While we await further detail on the national plan in particular around the community pharmacy scheme, Hertfordshire and west Essex ICB will continue to work with primary care on an ambitious, well-established programme of work to support and transform our general practice and wider community services. This will mean we can better meet patient’s needs now and in the future.  We are currently finalising our primary care (general practice, dental community pharmacy and optometry) delivery plan for the next three years, which sets out the way in which primary care will work with community organisations other partners to deliver improved outcomes for everyone in Hertfordshire and west Essex.

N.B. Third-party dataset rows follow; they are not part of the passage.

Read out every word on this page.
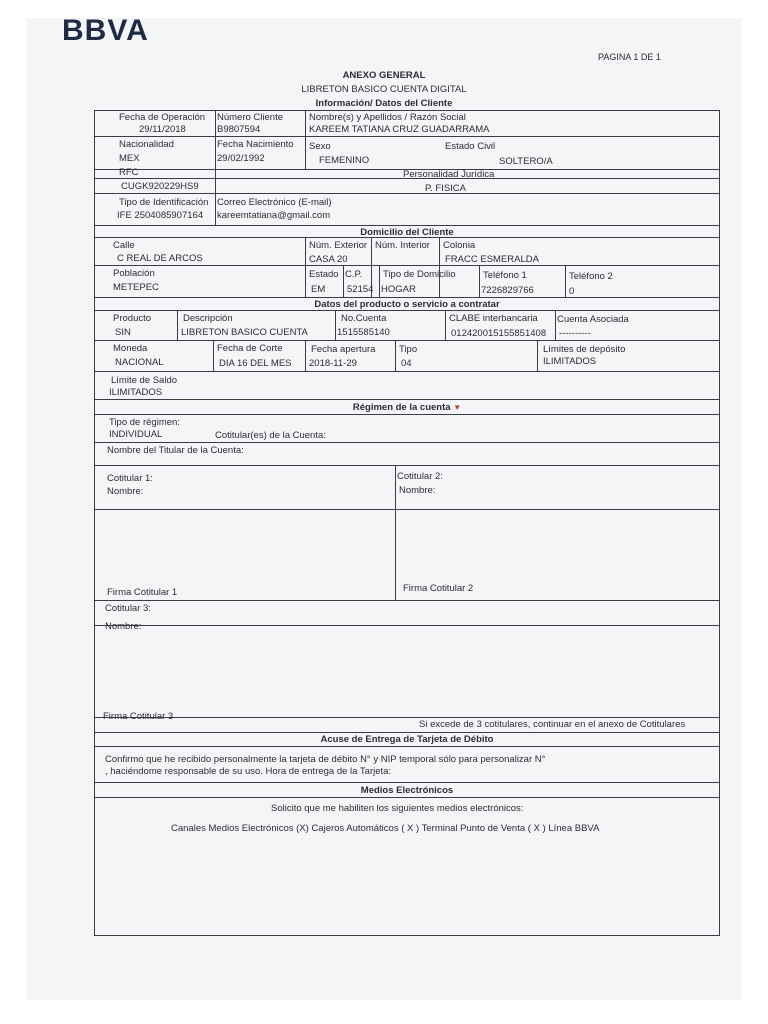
BBVA
PAGINA 1 DE 1
ANEXO GENERAL
LIBRETON BASICO CUENTA DIGITAL
Información/ Datos del Cliente
Fecha de Operación
29/11/2018
Número Cliente
B9807594
Nombre(s) y Apellidos / Razón Social
KAREEM TATIANA CRUZ GUADARRAMA
Nacionalidad
MEX
Fecha Nacimiento
29/02/1992
Sexo
FEMENINO
Estado Civil
SOLTERO/A
RFC
CUGK920229HS9
Personalidad Jurídica
P. FISICA
Tipo de Identificación
IFE 2504085907164
Correo Electrónico (E-mail)
kareemtatiana@gmail.com
Domicilio del Cliente
Calle
C REAL DE ARCOS
Núm. Exterior
CASA 20
Núm. Interior Colonia
FRACC ESMERALDA
Población
METEPEC
Estado
EM
C.P.
52154
Tipo de Domicilio
HOGAR
Teléfono 1
7226829766
Teléfono 2
0
Datos del producto o servicio a contratar
Producto
SIN
Descripción
LIBRETON BASICO CUENTA
No.Cuenta
1515585140
CLABE interbancaria
012420015155851408
Cuenta Asociada
----------
Moneda
NACIONAL
Fecha de Corte
DIA 16 DEL MES
Fecha apertura
2018-11-29
Tipo
04
Límites de depósito
ILIMITADOS
Límite de Saldo
ILIMITADOS
Régimen de la cuenta ▼
Tipo de régimen:
INDIVIDUAL	Cotitular(es) de la Cuenta:
Nombre del Titular de la Cuenta:
Cotitular 1:
Nombre:
Cotitular 2:
Nombre:
Firma Cotitular 1	Firma Cotitular 2
Cotitular 3:
Nombre:
Firma Cotitular 3
Si excede de 3 cotitulares, continuar en el anexo de Cotitulares
Acuse de Entrega de Tarjeta de Débito
Confirmo que he recibido personalmente la tarjeta de débito N° y NIP temporal sólo para personalizar N°
, haciéndome responsable de su uso. Hora de entrega de la Tarjeta:
Medios Electrónicos
Solicito que me habiliten los siguientes medios electrónicos:
Canales Medios Electrónicos (X) Cajeros Automáticos ( X ) Terminal Punto de Venta ( X ) Línea BBVA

Hopefully you will have already benefitted from some of these changes:

  • improved range of staff members in general practice meaning you don’t always need to wait to see a GP to if there is another professional to suit your needs, such as nurses, paramedic, pharmacists, healthcare assistants, and physiotherapists.
  • Many practice phone lines have been upgraded with more to come.
  • We have introduced a Community Pharmacy Consultation Service (CPCS) which allows our specially trained practice reception staff to transfer you to a community pharmacist for a same-day appointment for minor illness or an urgent supply of a regular medicine. This makes it easier for patients to get the care they need quickly, and GP appointments are freed up for patients with more complex needs that can only be looked after by a GP.

Keeping involved

A great way to keep up-to-date and contribute to all of the work we are doing in relation to GP services, is to join your practice’s PPG (Patient Participation Group).  A PPG is a group of people who are registered with a GP practice and have volunteered to work with the practice to represent patients; most GP surgeries now have one.   The role of PPG members includes providing an important link between the practice and the patients which enables the practice to receive feedback on patient experience and ultimately to improve the ways they do things.